Monty Python star Terry Jones has died at the age of 77.
The actor and comedian, who had dementia, directed some of the comedy troupe’s most-loved works, including Life Of Brian.
He appeared in TV series Monty Python’s Flying Circus in a variety of characters, and was known for his performances in drag.
In 2016 it was announced that Jones had been diagnosed with dementia.
A statement on behalf of his family said: “We are deeply saddened to have to announce the passing of beloved husband and father, Terry Jones.
“Terry passed away on the evening of 21 January 2020 at the age of 77 with his wife Anna Soderstrom by his side after a long, extremely brave but always good humoured battle with a rare form of dementia, FTD.
“Over the past few days his wife, children, extended family and many close friends have been constantly with Terry as he gently slipped away at his home in North London.
“We have all lost a kind, funny, warm, creative and truly loving man whose uncompromising individuality, relentless intellect and extraordinary humour has given pleasure to countless millions across six decades.
“His work with Monty Python, his books, films, television programmes, poems and other work will live on forever, a fitting legacy to a true polymath.
“We, his wife Anna, children Bill, Sally, Siri and extended family would like to thank Terry’s wonderful medical professionals and carers for making the past few years not only bearable but often joyful.
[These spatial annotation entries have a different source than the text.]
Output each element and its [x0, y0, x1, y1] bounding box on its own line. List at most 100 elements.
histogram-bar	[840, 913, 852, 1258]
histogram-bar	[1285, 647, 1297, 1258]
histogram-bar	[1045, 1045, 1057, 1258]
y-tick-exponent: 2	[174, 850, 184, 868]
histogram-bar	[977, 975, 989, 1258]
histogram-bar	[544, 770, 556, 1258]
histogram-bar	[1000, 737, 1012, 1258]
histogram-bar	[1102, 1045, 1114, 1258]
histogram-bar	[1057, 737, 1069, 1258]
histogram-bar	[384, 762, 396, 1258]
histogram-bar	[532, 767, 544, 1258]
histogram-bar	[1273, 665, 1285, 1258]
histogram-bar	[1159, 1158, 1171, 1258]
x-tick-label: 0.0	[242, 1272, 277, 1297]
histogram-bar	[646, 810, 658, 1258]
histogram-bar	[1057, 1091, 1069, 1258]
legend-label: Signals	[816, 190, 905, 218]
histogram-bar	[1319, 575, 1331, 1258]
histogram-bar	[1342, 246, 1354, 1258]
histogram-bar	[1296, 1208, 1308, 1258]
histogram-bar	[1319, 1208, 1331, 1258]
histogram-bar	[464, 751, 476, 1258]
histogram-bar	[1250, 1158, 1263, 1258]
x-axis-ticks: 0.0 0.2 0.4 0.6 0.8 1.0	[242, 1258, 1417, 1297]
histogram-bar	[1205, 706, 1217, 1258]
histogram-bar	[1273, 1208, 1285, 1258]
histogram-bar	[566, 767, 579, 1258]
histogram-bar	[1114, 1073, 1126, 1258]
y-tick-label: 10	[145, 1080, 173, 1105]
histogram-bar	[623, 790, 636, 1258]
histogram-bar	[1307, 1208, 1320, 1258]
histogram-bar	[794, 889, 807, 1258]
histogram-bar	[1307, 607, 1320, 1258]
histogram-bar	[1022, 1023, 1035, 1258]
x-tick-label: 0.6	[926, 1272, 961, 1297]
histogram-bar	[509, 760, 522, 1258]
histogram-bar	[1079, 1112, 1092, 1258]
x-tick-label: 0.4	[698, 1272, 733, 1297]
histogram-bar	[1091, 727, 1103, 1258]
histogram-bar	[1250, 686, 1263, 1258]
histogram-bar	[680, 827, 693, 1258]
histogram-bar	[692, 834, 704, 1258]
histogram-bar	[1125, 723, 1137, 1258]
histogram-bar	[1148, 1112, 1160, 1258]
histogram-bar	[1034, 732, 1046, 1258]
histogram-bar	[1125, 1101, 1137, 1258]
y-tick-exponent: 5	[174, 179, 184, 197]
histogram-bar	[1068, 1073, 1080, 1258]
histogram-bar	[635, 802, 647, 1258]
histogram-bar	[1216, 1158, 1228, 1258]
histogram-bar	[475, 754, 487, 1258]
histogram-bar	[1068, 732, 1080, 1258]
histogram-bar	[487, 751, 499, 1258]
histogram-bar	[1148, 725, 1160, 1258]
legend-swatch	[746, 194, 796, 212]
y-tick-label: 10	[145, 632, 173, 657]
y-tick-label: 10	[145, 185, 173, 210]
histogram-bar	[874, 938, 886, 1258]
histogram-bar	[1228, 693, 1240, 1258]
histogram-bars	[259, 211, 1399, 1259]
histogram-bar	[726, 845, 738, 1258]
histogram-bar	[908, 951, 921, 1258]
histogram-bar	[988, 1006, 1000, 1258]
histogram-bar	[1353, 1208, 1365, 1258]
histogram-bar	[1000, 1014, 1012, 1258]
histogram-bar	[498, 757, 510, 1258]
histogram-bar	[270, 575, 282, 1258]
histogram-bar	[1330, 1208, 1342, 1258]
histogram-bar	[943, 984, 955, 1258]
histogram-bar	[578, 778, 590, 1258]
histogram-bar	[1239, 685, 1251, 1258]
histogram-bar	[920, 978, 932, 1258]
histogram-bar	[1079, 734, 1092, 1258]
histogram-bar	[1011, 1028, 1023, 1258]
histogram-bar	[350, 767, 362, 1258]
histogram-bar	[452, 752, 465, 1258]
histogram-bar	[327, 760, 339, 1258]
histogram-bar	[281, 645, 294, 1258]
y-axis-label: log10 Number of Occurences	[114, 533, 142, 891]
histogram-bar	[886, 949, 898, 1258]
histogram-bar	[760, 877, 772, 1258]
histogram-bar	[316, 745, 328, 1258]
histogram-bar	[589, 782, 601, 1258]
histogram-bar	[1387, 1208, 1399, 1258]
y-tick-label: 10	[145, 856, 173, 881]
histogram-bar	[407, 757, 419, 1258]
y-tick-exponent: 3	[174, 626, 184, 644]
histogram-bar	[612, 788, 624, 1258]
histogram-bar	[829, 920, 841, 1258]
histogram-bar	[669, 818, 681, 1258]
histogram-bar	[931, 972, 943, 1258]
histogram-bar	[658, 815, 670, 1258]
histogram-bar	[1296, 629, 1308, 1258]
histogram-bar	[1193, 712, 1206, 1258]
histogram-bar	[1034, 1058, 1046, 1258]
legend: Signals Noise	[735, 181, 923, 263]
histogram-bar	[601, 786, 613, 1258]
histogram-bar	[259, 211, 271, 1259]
We hope that this disease will one day be eradicated entirely.”
The statement added: We ask that our privacy be respected at this sensitive time and give thanks that we lived in the presence of an extraordinarily talented, playful and happy man living a truly authentic life, in his words ‘Lovingly frosted with glucose’.”
The Welsh-born star suffered from primary progressive aphasia, which affects the ability to communicate.
Jones directed Monty Python And The Holy Grail in 1975 with Terry Gilliam.
The group’s Life Of Brian film in 1979, about a hapless man mistaken for Jesus, was attacked as blasphemous at the time but has since been voted the funniest classic comedy in a poll compiled by the magazine Total Film.
On-screen, his much-loved characters included Arthur “Two Sheds” Jackson, Cardinal Biggles of the Spanish Inquisition and Mr Creosote, the monstrously obese restaurant patron.
Jones also directed The Meaning Of Life in 1983, the Pythons’ last film together.
His other credits include The Wind In The Willows in 1996, with performances from Eric Idle, Michael Palin, and John Cleese, 2015 comedy Absolutely Anything and Personal Services (1987).
Terry Jones was a historian of the ages he recreated in his films, a Chaucer scholar and widely researched the eras the Monty Python crew brought to life.
“Every age sort of has its own history. History is really the stories that we retell to ourselves to make them relevant to every age. So we put our own values and our own spin on it,” he once said.
“We think of medieval England as being a place of unbelievable cruelty and darkness and superstition. We think of it as all being about fair maidens in castles, and witch-burning, and a belief that the world was flat. Yet all these things are wrong,” he insisted.
Terry Jones was also a peace campaigner and very vocal critic of the Iraq War.
He took part in a reunion of remaining Monty Python members in 2014 – Graham Chapman had died of cancer in 1989.
He had two children with Alison Telfer, who he married in 1970, and became a father again, at the age of 67, with second wife Anna Soderstrom.
Tributes have been pouring in for the much loved funny man.